Na pitoresca sala lisboeta do Alto do Pina, mais habituada aos ensaios para as marchas populares do que a uma descarga hardcore, os Pussy Hole Treatment deram início ao evento, depois de passado um atraso considerável. Colocados ao mesmo nível do público, a banda lisboeta mostrou uma evolução no som que pratica, som esse que coloca na mesma esfera o hardcore e o thrash, criando um crossover interessante e que não se limita a carregar no acelerador. Quem os viu com D.R.I no início do ano e os vê agora, nota um aperfeiçoamento no capítulo instrumental e a cover de Lionheart dos Have Heart mostra que a banda não é só riffaria caótica.

A expressão de espanto estampada na cara de quem viu os Don’t Disturb My Circles no palco do Santiago Alquimista, a abrir para Parkway Drive, deixa bem claro que o público nacional não está habituado a que uma banda ‘da casa’ pratique um som à primeira vista tão desconexo. Pois bem, os DDMC, um ano depois dessa actuação, não mudaram o seu norte e continuam a desferir uma incerteza rítmica, que deixa em sobressalto aqueles que se lhe deparam. Um mathcore que, dados os seus súbitos arranques e travagens, acabou por sair um pouco prejudicado pelo som da sala, mas que revela que em Portugal também há quem ouça Botch ou Coalesce e os tenha como referência.
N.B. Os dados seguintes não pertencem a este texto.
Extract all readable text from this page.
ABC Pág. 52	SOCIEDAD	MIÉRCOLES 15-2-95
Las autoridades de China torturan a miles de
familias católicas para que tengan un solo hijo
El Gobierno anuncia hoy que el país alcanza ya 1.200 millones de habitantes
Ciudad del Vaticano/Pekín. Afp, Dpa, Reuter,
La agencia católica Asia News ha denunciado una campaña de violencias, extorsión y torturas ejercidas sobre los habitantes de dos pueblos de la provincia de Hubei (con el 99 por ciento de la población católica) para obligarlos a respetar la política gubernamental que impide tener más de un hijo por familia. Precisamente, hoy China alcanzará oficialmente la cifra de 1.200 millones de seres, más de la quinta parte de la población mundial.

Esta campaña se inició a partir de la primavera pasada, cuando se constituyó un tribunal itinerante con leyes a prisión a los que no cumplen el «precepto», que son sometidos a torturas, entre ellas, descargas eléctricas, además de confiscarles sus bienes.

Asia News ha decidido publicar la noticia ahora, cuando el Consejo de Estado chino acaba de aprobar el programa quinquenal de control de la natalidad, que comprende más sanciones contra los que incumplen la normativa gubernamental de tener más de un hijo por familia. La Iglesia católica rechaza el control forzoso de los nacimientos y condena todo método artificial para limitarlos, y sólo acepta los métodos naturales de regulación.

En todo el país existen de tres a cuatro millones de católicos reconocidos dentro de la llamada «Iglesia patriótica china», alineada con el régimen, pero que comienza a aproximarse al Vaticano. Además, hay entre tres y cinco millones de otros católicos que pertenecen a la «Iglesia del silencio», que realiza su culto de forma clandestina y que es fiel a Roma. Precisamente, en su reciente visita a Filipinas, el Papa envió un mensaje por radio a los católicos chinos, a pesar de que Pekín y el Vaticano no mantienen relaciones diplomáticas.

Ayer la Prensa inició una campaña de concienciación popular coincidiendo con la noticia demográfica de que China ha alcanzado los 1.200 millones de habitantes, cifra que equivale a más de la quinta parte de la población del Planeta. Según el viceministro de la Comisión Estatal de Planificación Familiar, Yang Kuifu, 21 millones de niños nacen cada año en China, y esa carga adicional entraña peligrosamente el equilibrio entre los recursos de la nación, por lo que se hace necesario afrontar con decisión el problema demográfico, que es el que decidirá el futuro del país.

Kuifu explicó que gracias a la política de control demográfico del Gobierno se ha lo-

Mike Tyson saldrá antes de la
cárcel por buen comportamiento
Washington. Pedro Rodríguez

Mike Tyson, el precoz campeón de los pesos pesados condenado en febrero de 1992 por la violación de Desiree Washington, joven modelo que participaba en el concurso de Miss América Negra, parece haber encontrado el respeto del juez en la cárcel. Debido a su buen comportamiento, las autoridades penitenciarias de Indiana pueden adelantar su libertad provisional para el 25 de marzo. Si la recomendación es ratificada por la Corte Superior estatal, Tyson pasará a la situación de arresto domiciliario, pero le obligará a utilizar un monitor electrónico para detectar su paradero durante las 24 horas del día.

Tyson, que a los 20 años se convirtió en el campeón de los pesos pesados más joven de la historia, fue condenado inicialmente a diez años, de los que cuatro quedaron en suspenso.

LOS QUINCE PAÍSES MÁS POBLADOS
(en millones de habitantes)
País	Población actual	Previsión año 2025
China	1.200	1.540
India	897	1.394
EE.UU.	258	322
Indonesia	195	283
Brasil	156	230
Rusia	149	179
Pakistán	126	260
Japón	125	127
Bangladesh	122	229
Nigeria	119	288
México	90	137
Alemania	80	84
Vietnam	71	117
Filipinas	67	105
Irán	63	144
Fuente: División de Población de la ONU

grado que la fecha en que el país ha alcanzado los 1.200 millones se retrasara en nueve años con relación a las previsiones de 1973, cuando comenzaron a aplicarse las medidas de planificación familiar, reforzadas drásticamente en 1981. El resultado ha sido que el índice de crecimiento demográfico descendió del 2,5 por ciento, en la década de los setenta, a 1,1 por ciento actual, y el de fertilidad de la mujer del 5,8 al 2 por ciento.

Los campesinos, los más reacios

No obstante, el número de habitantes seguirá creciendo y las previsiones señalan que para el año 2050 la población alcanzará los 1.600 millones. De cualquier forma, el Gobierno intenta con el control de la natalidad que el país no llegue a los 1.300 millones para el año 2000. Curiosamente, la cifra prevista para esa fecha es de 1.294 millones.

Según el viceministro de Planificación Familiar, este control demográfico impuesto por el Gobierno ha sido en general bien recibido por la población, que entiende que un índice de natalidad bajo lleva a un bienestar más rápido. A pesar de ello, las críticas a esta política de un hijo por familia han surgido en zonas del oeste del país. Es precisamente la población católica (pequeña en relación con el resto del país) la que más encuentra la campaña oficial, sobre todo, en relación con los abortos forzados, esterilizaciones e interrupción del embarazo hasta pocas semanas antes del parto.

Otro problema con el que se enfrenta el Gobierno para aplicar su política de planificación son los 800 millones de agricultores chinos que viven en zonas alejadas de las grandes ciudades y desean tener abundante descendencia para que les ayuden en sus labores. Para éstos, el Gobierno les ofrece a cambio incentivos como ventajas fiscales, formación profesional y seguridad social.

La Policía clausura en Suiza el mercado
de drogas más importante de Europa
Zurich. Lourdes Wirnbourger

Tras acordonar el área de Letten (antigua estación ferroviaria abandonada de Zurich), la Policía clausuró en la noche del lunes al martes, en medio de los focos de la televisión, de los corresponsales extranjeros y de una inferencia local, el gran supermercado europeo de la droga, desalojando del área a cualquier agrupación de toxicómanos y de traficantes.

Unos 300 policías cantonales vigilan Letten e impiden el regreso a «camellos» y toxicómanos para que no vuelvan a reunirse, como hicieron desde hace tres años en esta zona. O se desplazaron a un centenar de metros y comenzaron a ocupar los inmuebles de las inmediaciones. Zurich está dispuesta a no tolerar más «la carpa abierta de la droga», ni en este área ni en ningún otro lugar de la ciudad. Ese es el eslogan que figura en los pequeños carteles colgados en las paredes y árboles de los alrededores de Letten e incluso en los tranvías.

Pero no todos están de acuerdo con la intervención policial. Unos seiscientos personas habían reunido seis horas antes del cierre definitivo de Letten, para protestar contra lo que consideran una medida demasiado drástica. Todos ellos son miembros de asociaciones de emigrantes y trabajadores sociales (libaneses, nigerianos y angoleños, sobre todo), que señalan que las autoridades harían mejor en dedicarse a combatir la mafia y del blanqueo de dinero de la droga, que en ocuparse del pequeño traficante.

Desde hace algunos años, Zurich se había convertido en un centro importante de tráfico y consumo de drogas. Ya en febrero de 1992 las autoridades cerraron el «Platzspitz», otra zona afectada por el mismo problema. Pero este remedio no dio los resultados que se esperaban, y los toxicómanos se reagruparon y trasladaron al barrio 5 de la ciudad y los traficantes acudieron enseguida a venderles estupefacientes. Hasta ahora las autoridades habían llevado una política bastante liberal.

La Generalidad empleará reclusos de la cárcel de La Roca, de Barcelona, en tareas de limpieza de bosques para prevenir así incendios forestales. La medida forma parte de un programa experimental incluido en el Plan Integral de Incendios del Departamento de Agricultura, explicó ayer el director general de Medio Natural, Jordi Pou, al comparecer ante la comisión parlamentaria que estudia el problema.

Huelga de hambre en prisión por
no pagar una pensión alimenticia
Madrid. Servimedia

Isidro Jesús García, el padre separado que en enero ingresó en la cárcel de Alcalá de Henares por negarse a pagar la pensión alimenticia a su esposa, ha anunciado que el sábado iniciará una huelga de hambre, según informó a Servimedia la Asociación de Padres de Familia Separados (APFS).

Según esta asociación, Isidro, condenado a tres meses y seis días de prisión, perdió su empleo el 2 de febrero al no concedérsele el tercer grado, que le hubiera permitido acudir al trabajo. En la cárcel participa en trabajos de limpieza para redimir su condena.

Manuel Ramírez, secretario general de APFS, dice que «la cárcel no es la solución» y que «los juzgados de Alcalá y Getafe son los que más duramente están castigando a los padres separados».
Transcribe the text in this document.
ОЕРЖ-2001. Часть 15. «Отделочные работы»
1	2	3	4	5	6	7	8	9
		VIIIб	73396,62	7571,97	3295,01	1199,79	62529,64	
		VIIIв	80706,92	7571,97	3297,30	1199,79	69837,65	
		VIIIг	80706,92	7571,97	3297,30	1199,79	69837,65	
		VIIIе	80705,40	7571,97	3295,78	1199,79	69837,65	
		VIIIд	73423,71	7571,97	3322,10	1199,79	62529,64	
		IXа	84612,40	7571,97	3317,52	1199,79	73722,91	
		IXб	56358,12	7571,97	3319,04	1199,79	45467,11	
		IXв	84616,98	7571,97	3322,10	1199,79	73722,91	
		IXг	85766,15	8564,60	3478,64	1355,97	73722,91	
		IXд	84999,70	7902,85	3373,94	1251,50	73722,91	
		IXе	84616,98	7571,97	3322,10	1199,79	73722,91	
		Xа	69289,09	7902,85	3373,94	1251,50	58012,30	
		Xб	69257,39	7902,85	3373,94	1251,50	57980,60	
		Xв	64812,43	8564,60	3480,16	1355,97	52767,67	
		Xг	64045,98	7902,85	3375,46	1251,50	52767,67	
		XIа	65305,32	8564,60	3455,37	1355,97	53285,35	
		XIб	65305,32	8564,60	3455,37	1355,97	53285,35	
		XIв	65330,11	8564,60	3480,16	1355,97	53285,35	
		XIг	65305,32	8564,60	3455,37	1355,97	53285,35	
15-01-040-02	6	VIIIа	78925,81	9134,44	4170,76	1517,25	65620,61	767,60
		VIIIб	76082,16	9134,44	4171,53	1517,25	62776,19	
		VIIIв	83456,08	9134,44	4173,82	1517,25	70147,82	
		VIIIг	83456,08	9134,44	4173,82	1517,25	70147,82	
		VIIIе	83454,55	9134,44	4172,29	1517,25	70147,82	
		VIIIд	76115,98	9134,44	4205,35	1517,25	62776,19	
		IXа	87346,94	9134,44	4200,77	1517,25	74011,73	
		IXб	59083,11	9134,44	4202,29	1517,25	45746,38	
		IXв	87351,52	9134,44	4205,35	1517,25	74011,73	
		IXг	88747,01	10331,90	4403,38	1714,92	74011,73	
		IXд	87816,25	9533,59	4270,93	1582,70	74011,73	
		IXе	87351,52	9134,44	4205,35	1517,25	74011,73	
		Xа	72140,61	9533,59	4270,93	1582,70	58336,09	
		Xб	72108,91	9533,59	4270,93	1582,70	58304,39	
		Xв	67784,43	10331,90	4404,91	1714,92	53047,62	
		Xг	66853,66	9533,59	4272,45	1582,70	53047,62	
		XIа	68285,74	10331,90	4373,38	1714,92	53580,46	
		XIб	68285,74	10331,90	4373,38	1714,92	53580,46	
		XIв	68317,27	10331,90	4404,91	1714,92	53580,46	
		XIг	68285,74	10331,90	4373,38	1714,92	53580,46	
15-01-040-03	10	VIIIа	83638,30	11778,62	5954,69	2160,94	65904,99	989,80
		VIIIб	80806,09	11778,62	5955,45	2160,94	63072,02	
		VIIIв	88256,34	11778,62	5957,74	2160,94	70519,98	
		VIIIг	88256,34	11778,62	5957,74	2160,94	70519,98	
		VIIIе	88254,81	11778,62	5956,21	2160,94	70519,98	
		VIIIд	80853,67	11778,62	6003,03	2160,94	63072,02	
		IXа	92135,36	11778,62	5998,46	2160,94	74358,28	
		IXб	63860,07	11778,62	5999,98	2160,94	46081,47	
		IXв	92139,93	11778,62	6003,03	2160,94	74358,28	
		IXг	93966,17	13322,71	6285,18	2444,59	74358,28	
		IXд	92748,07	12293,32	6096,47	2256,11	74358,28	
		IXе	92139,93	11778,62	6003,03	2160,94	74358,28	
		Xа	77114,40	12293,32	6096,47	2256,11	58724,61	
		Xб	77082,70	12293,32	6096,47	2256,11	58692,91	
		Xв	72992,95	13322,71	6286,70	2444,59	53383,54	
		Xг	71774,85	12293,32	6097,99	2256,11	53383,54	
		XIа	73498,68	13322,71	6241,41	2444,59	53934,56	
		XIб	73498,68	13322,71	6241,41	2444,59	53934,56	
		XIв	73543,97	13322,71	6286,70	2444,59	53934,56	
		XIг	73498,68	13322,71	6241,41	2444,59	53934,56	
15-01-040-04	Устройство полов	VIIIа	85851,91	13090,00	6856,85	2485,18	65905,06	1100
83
Do Algarve, vieram os A Thousand Words, outra banda que começa a despontar no espectro do hardcore nacional. Com toda a justiça, diga-se. De inspiração no legado que belgas Rise and Falltêm construído desde 2002, os A Thousand Words são uma lufada de ar fresco naquilo que por cá se faz: riffs sujos, grooves e breakdowns acutilantes e uma presença aguerrida fazem do grupo algarvio um nome a ter claramente em conta para os anos que se avizinham. Mesmo não contando com o seu baixista, pontualmente substituído para esta data, os A Thousand Words voltaram a deixar as suas marcas em Lisboa, despedindo-se com Bottom Feeder dos, lá está, Rise and Fall. Será curioso vê-los a abrir para a banda da Bélgica, no próximo mês de Abril.

Chegava, então, a vez dos Lifedeceiver. Se os Don’t Disturb My Circles ou os A Thousand Words representam as diversas ramificações que estão a irromper no solo do hardcore nacional, osLifedeceiver não ficam atrás. O seu produto musical é distinto dos demais e, por estes dias, está cada vez mais soturno e virulento. A reacção de quem os vê divide-se pelo acenar de cabeça e pelo olhar incrédulo, de quem fica admirado por haver uma banda portuguesa inspirada no venenoso sangue dos Integrity e no submundo das afinações low tuned que patenteiam o sludge e o doom. Apresentando faixas dos splits com Utopium e com DDMC(grande Torch Forged In Mist), e levantando também um pouco o pano sobre o que será o futuro do grupo, os Lifedeceiverdistribuíram uma crispada meia-hora de actuação, que mais abrasiva teria sido não fosse o cansaço acumulado por três dias consecutivos de tour.

* Setlist de Lifedeceiver *
Doubting The Trustworthy
Guidance Delivered
The Needless
The Darkness
My Hands Aren’t Tied
As The Trail Deepens
Torch Forged In Mist
Venom Effect
The Massive
Avis, The Greeter
Our Lonesome End
Heathen Of Truth

A fechar uma tarde já transformada em início de noite, estiveram os Step Back!, vindos de Penafiel e prontos a esbater o interregno temporal que marcou a sua última passagem pela capital. De imediato se ergueu um tumulto, provocado pelo estilo bem old school e NYHC que a banda nortenha patenteia, onde o groove é palavra-chave. Sala cheia, a provar que a maioria queria ver o regresso dos Step Back! (mesmo com um Académica – Sporting a ser transmitido em simultâneo), onde o two step, o sing along, os side to sides e toda a parafernália de movimentos acirrados marcaram presença; que mais violentos se tornaram quando a banda recuperou World Peace dos icónicos Cro-Mags. Concerto de grande nível, a encerrar um evento que apontou holofotes ao futuro do hardcore nacional.